Berita


BNI Optimistis Jaga Pertumbuhan Bisnis di Tengah Kenaikan Suku Bunga Acuan

BNI Optimistis Jaga Pertumbuhan Bisnis di Tengah Kenaikan Suku Bunga Acuan

PT Bank Negara Indonesia (Persero) Tbk atau BNI memandang kenaikan suku bunga acuan Bank Indonesia (BI Rate) sebesar 25 basis poin menjadi 5,75 persen sebagai langkah yang mencerminkan komitmen otoritas moneter dalam menjaga stabilitas makroekonomi di tengah dinamika ekonomi global saat ini. Kebijakan tersebut diharapkan dapat memperkuat ketahanan ekonomi nasional sekaligus menjaga stabilitas nilai tukar dan tingkat inflasi dalam kisaran yang terkendali.

Corporate Secretary BNI Okki Rushartomo mengatakan, keputusan Bank Indonesia tersebut merupakan bagian dari bauran kebijakan yang perlu ditempuh untuk menjaga momentum pertumbuhan ekonomi nasional sekaligus memperkuat kepercayaan pelaku usaha dan investor terhadap prospek ekonomi nasional.

“BNI mendukung kebijakan Bank Indonesia sebagai langkah antisipatif dalam merespons meningkatnya ketidakpastian global. Kebijakan yang terukur dan kredibel menjadi faktor penting untuk menjaga kepercayaan pasar serta mendukung keberlanjutan aktivitas ekonomi,” ujar Okki dalam keterangan tertulis.

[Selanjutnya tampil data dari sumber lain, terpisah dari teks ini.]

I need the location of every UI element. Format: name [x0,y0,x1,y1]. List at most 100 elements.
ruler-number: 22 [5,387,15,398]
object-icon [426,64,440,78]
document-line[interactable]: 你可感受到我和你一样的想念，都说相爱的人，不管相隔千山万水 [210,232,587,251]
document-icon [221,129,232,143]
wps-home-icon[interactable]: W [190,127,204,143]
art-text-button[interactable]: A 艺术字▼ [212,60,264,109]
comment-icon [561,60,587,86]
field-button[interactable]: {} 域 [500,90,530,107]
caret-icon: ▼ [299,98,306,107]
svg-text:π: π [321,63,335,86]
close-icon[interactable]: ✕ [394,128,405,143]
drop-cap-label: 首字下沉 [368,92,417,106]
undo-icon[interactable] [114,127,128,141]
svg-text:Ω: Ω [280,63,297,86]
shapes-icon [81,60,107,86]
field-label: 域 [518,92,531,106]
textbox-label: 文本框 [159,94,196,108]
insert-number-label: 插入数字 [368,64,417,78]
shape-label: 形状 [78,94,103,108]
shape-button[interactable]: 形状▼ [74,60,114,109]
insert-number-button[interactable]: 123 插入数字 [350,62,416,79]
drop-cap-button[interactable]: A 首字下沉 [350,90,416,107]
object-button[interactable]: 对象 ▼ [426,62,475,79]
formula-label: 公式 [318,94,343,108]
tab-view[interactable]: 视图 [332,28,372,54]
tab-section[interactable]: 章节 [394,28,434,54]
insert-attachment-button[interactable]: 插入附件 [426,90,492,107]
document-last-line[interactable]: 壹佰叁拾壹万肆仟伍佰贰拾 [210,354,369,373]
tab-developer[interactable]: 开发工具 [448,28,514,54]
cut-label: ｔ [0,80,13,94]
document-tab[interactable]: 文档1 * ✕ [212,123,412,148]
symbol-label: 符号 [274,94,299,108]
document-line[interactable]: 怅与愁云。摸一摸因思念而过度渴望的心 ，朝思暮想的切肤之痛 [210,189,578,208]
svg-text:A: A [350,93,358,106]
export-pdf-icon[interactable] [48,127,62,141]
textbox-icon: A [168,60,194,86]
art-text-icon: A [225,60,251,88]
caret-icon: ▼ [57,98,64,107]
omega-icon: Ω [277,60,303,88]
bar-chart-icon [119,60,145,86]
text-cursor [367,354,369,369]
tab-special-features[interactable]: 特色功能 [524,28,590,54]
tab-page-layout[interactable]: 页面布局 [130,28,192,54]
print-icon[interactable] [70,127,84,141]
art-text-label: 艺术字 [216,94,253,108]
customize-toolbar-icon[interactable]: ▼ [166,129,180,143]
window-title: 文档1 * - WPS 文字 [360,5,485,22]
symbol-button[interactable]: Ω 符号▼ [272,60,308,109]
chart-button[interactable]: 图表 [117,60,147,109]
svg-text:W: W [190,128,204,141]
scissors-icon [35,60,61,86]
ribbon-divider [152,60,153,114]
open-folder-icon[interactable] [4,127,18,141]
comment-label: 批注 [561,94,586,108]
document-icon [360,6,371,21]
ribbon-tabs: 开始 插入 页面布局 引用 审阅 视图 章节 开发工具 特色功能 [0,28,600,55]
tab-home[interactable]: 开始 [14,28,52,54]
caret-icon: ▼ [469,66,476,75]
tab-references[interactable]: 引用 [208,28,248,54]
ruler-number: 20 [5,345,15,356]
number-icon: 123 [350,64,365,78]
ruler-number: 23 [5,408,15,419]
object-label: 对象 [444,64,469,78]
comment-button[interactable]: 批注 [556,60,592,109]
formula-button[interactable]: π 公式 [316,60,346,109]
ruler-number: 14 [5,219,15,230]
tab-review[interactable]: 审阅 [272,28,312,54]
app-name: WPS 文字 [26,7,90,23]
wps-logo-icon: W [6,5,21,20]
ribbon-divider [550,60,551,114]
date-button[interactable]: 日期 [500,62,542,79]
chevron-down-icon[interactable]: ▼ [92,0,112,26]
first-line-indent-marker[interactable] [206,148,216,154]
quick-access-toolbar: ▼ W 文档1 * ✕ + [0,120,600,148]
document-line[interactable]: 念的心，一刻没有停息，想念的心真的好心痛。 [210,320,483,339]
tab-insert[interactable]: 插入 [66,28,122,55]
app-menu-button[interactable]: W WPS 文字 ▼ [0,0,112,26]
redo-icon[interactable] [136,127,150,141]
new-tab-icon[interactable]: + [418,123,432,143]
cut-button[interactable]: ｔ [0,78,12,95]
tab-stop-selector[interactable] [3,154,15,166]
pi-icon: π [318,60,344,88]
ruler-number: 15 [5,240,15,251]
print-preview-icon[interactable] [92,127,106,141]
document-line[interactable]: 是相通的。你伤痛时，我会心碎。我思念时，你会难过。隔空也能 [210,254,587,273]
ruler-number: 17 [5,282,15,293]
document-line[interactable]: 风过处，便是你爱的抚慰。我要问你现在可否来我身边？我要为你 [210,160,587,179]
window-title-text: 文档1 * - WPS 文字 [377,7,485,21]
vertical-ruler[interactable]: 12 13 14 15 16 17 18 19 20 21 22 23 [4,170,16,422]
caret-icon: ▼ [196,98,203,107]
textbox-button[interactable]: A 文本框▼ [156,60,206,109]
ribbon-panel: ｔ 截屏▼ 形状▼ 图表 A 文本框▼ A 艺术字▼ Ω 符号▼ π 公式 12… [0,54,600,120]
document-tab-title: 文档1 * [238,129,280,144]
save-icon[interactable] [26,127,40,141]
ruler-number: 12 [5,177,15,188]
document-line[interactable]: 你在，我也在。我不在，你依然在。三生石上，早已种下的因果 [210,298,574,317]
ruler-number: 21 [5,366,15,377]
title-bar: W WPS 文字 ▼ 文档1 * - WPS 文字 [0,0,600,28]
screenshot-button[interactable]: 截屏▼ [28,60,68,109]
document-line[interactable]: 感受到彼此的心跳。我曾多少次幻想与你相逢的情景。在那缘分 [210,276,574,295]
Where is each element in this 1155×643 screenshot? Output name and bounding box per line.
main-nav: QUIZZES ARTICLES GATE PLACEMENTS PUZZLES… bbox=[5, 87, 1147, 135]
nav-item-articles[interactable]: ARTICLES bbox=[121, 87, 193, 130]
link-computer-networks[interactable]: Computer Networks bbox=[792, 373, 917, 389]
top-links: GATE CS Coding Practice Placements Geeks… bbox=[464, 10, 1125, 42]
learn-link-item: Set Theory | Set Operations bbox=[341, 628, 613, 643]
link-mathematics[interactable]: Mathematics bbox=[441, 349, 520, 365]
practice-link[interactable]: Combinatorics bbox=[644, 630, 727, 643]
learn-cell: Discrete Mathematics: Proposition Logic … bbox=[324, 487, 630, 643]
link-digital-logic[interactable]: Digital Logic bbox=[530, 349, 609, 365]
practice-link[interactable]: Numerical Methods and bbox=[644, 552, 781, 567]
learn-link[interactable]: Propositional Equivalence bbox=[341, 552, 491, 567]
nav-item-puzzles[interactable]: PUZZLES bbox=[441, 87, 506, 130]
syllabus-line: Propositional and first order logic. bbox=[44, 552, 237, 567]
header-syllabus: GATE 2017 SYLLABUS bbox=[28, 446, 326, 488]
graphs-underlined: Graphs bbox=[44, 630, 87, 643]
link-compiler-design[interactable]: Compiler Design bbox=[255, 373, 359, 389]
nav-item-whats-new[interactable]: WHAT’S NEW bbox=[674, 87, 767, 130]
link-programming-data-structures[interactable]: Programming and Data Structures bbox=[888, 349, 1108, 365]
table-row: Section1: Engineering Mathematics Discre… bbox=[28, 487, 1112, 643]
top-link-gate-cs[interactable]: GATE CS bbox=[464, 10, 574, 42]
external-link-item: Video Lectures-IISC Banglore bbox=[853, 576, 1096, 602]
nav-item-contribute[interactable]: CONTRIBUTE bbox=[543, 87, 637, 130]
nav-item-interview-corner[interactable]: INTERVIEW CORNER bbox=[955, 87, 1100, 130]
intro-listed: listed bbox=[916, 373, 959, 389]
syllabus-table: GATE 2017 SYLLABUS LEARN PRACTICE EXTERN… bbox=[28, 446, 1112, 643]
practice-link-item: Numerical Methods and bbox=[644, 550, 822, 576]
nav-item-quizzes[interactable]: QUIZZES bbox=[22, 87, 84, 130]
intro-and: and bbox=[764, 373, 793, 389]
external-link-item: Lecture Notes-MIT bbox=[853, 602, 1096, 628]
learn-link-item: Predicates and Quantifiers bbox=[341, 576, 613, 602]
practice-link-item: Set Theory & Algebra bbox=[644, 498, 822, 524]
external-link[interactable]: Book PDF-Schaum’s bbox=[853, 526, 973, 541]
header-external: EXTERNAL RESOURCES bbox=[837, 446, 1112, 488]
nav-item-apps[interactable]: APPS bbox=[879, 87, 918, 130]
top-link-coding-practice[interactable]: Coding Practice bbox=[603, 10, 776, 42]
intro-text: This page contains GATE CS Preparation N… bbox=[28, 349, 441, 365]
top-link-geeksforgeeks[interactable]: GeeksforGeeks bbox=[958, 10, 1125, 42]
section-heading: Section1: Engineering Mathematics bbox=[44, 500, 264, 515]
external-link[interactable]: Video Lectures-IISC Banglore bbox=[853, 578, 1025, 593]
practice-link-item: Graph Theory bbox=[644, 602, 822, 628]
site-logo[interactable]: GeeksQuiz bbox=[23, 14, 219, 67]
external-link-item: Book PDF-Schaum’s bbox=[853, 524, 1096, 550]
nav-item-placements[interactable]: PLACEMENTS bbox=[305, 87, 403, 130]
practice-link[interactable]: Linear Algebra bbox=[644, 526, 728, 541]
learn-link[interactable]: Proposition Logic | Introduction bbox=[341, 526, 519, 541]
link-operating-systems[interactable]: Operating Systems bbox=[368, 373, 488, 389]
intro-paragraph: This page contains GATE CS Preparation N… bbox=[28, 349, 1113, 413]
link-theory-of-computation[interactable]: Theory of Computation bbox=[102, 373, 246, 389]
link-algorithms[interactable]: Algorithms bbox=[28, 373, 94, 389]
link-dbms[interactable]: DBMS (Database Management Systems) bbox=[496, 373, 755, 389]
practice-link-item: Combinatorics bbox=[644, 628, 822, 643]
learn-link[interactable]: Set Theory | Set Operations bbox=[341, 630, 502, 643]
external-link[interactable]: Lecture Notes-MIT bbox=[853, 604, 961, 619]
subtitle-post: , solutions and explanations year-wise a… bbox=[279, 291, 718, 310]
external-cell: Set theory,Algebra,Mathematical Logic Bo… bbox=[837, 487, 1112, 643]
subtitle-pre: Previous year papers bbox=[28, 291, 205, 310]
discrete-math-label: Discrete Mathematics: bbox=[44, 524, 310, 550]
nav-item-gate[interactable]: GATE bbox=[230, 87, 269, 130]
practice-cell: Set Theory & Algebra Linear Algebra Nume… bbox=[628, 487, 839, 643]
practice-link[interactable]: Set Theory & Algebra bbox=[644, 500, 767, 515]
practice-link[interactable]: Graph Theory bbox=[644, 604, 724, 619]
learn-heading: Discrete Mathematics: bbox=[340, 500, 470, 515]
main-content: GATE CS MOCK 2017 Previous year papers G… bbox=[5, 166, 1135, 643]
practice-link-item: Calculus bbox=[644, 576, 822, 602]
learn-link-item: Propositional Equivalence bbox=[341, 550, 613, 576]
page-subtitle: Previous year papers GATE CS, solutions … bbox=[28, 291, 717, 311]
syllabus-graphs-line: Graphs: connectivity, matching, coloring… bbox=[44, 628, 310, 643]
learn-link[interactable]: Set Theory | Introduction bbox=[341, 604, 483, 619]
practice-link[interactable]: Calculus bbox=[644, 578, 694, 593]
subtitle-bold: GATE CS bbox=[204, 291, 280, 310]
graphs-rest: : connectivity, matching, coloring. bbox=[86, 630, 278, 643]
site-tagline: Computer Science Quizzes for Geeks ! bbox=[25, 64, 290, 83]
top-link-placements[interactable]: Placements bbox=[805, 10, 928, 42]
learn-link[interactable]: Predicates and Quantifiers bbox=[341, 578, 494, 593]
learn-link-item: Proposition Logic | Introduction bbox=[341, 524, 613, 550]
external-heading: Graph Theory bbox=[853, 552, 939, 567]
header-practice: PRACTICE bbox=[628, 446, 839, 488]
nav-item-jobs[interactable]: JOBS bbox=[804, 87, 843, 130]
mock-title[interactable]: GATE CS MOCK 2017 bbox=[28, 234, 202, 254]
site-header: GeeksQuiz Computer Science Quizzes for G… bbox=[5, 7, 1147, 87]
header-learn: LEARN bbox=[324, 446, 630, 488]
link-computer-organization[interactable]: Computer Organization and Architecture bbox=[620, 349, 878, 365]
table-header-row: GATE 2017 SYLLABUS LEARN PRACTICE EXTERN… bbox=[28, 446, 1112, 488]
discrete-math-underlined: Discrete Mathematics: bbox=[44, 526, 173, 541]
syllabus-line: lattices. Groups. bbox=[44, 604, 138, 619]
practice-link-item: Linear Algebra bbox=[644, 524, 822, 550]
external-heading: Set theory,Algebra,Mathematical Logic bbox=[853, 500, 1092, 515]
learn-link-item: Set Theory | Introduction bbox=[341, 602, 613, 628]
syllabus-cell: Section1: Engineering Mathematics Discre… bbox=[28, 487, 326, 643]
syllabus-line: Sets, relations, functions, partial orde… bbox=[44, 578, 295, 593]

Menurut Okki, kondisi fundamental BNI saat ini tetap kuat sehingga perseroan optimistis dapat terus menjalankan fungsi intermediasi secara sehat dan berkelanjutan. BNI juga memiliki permodalan, likuiditas, dan kualitas aset yang memadai untuk mendukung pertumbuhan bisnis di berbagai segmen.

Meski demikian, BNI tetap mencermati potensi dampak kenaikan suku bunga terhadap permintaan kredit. Perseroan akan terus mengelola portofolio bisnis secara selektif dan adaptif dengan mengedepankan prinsip kehati-hatian, sekaligus memastikan dukungan pembiayaan tetap tersedia bagi sektor-sektor produktif yang menjadi penggerak pertumbuhan ekonomi nasional.

Di tengah dinamika suku bunga, BNI memperkuat transformasi digital untuk meningkatkan efisiensi layanan dan proses bisnis. Berbagai inovasi digital terus dikembangkan guna menghadirkan pengalaman perbankan yang lebih mudah, cepat, dan aman bagi nasabah, sekaligus tetap mengedepankan prinsip kehati-hatian.

Sejalan dengan itu, BNI senantiasa memperkuat penerapan tata kelola perusahaan yang baik (good corporate governance/GCG) dan manajemen risiko yang prudent. Perseroan juga terus meningkatkan kualitas pengelolaan risiko melalui pemantauan yang berkelanjutan terhadap portofolio kredit, likuiditas, serta perkembangan kondisi ekonomi dan pasar.

“Dengan fokus pada transformasi, penguatan tata kelola, dan pengelolaan risiko yang disiplin, BNI terus berupaya menjaga kinerja yang sehat serta memberikan nilai tambah yang berkelanjutan bagi nasabah, pemegang saham, dan seluruh pemangku kepentingan,” kata Okki.

BNI akan terus mencermati perkembangan makroekonomi dan arah kebijakan moneter untuk memastikan strategi bisnis tetap adaptif. Perseroan berkomitmen menjaga pertumbuhan yang berkualitas, memperkuat ketahanan bisnis, serta terus memperluas kontribusi dalam mendukung sektor-sektor produktif yang menjadi penggerak pertumbuhan ekonomi Indonesia.